Scientists have just discovered a new type of rock beneath the Pacific Ocean

Microscopic cross-section of the 49-milion-year-old basalt.

Microscopic cross-section of the 49-milion-year-old basalt.
Photo: EXP 351 Science Team

Fresh basalt had just fallen. An international team of scientists would drill nearly a mile into the bottom of the Pacific Ocean and extract a mixture of the different chemically and mineral volcanoes from any known type. before.

The team examined a 49-million-year-old stone pole formed just two million years after the Ring of Fire, that famous half-moon of volcanic activity that stretches out the Pacific Rim. For the first few million years after it was lit, the ring is pressurized with intense heating that the team says created a unique type of stone.

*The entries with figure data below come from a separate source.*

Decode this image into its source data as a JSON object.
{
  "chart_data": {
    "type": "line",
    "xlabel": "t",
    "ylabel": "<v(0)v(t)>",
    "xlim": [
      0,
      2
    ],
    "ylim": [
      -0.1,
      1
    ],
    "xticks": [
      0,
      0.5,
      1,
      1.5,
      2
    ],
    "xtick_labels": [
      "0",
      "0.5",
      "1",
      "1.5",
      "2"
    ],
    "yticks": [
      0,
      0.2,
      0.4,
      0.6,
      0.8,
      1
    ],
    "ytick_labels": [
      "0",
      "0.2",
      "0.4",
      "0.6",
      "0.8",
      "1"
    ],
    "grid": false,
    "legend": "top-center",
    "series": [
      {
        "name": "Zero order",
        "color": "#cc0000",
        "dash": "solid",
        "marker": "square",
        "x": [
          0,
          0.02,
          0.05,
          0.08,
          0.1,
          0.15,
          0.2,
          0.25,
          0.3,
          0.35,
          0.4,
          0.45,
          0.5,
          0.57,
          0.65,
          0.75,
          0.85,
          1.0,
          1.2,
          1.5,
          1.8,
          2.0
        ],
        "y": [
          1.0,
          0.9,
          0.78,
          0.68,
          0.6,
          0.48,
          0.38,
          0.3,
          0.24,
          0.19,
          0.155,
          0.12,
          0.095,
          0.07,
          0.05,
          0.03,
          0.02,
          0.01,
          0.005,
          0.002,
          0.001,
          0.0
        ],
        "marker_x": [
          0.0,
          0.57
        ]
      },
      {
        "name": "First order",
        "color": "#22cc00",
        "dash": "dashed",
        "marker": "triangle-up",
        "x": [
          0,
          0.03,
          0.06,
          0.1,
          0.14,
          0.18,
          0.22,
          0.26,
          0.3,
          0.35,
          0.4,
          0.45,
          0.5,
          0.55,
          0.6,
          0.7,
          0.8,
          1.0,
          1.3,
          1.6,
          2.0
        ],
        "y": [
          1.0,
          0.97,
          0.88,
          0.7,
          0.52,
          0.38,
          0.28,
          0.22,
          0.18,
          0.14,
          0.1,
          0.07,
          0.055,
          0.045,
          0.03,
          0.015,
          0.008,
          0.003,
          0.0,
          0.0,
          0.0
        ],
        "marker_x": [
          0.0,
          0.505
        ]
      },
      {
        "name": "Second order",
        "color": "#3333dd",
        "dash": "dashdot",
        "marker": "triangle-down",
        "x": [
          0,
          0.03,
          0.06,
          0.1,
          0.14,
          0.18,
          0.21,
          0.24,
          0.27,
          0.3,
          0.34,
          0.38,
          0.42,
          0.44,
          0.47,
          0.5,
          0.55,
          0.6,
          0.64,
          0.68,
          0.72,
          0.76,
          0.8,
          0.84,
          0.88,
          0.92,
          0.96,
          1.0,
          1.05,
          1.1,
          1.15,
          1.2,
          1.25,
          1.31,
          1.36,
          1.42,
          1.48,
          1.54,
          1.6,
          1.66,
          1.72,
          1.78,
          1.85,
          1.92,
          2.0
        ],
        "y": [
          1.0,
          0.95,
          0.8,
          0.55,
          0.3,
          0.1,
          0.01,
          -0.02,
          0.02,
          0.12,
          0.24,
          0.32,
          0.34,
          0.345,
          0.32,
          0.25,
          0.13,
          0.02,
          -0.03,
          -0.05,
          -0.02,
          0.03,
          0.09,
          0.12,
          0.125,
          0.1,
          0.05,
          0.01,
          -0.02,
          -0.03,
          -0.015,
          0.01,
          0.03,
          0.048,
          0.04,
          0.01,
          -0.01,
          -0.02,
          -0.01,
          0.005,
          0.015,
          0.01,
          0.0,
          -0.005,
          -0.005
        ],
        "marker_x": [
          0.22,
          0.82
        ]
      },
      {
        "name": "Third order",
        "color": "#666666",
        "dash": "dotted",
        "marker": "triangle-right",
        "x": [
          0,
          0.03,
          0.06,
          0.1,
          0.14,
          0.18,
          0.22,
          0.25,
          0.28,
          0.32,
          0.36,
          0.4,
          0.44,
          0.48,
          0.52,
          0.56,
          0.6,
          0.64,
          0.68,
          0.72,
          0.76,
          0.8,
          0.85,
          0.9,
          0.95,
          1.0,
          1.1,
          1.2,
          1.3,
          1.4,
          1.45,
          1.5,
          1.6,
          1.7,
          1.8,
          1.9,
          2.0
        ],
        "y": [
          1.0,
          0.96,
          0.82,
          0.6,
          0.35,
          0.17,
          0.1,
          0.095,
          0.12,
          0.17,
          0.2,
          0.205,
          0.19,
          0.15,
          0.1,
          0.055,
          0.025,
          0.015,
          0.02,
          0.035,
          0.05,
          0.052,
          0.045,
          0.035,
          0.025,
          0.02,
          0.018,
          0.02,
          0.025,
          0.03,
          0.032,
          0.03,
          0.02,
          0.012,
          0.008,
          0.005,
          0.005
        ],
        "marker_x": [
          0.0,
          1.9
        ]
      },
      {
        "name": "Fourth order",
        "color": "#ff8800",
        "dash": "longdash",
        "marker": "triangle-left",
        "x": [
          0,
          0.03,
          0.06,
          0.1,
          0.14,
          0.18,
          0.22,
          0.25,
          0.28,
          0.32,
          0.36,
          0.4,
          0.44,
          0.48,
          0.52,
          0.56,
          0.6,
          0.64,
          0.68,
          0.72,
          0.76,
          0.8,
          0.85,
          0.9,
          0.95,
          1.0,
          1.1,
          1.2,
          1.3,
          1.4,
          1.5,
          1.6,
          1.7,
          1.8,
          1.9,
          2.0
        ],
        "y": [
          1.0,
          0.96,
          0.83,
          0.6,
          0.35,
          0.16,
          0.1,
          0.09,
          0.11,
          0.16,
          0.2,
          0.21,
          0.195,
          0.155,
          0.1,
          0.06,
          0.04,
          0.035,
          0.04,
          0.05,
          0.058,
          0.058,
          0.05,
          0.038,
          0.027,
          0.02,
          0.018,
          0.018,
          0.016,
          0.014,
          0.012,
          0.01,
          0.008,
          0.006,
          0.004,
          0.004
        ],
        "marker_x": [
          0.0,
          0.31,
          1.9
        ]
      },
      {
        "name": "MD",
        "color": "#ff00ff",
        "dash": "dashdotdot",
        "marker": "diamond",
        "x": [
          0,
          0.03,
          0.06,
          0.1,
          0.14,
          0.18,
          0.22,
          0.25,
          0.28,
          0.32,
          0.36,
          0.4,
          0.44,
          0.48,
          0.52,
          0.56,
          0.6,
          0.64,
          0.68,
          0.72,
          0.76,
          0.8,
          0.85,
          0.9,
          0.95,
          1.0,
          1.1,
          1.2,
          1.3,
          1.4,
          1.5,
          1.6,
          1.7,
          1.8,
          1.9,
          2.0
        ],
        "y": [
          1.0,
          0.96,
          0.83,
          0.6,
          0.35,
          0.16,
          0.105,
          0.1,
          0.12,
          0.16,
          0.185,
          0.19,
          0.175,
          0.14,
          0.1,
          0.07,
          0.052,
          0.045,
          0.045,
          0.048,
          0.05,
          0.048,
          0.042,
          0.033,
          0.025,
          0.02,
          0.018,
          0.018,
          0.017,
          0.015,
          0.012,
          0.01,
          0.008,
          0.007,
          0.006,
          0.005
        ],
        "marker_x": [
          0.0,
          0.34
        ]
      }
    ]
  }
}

They drew up this evidence for the history of the Earth from nearly 5 miles below the surface of the ocean. Their analysis reveals that the fires created by the rock were warmer and more diffuse than previously thought. They had the results published last week in Nature Communications.

“The rocks we recovered are completely different from rocks of this type that we are already familiar with,” said co-author Ivan Savov, a geologist and volcanologist at the University of Leeds. the university press release. “In fact, they could be as different from the known ground basalts on Earth as the Earth’s basalts to the Moon’s basalts. ”

Basalt rocks, like this one in Iceland, are often used as ground analogues to Martian conditions.

Basalt rocks, like this one in Iceland, are often used as ground analogues to Martian conditions.
Photo: Image by HALLDOR KOLBEINS / AFP via Getty Images (Getty Images)

Basalt is a very common igneous rock that emerges from cold lava flows, emanating from currently active volcanoes. But the pressure and temperature from which the stones come completely change their properties. The stone, the team reports, may have been created near the end of the volatile beginning of the Circle of Fire. It has not been previously discovered due to its extremely remote (and difficult to access) location.

Although ancient, the Ring of Fire is young in terms of Earth’s tectonic history. Some volcanic rock dates back billions of years, much older than 49 million years of new rock.

The team would drill the sample using the JOIDES Secret, a drilling rig capable of drawing samples from 6 miles below the surface. (Not at a depth of 5 miles, the newly reported basalt did not even push the boundaries of the rig.) Under a microscope, a cross-section of the stone looks like a frozen frame from a kaleidoscope, a collection of slate locks. and sea green. It comes from the Amami Sankaku Lake, about 600 miles off the coast of Japan. Savov said that knowledge of the conditions created by this basalt will help Earth scientists better understand the development of the larger form from which it was extracted.

“At a time when we are right to look at the results of space exploration, our findings show that there is still a long way to go on our own planet,” said Savov. university message.

Rocks can tell us a lot about the history of the planet. Just recently, scientists studying rocks in Greenland found evidence of a cuan magma that was when the Earth was just a baby, shortly after the creation of the moon.